The session wasn’t all bad. I caught the rays of the sun on my palms and shook them. “Watch me, Tracey,” I said. “One day, I will be just like you.”

But then I had to consider my new protagonist. Who, what, when, where, and how did they run their world—the world of the beasts?

The Whistler’s beefy hands caught me, before I could fall into a pool of my own emotions. His high-pitched voice tickled my eardrums as he sang a song. Should I give my protagonist a song, too? Now you’re getting somewhere, Vika! Let’s call the Whistler’s song the “Song of the Beast”.

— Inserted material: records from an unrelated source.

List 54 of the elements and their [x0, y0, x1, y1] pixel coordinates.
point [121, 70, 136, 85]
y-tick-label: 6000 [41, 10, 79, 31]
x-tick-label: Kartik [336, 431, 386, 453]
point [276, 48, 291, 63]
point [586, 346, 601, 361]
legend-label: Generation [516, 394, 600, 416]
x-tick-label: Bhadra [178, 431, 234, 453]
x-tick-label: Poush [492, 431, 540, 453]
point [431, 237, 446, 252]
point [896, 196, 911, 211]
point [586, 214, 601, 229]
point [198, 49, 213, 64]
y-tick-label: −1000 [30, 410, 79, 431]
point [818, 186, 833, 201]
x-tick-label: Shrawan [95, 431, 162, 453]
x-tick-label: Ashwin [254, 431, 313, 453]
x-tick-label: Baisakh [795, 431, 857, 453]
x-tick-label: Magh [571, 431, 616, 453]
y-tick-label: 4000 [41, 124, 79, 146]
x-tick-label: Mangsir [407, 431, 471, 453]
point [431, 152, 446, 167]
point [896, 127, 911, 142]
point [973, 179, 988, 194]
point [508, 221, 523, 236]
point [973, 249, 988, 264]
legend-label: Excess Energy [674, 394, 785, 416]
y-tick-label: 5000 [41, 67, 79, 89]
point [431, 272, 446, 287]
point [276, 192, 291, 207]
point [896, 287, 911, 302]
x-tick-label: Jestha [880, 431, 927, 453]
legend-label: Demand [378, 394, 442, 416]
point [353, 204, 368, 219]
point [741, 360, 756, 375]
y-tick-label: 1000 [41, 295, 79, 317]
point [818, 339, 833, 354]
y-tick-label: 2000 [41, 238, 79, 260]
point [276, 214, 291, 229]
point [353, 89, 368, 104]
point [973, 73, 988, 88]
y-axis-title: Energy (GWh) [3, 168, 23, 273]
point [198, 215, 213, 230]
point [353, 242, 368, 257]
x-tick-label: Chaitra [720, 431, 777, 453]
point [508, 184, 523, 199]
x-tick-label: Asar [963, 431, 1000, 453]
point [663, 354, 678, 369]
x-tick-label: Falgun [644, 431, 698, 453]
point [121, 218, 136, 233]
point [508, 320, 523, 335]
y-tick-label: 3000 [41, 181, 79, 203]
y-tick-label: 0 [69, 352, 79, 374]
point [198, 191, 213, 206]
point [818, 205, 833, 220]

With my notebook under my moist armpit, which I failed to shave, I left the bow and followed the Whistler to the Ecstasy’s waterpark.

Laughing children slid down the yellow slide. They splashed into the salt-filled pool that we humans stole from the ocean.

I rested my tanned hands and wrists over the stern’s railing and studied the endless blue painting in front of me. “What should I do now, Whistler?” I asked.

The deeper we trekked into the Triangle, the more powerful the familiar zephyrs blew. There was the mysterious atmosphere it was supposed to have. Let’s just hope we didn’t wind up like Jack and Rose, when their love triangle was cut tragically short. I wasn’t ready to give up writing yet.

The Whistler’s invisible form hopped onto the railing. “I am nothing but an illusion, Vika. This is not my choice to make.”

He was right. I was a Whistler myself, who needed to decide what was best for the future of my story and the future of my writing. Why did growing up feel more like a curse all of a sudden, rather than a blessing? I could’ve made my new protagonist the enemy, but I still ran on the Disney Channel ethics.

With that in mind, let’s make this Beast of the Bermuda Triangle nothing more than a loveable dragon.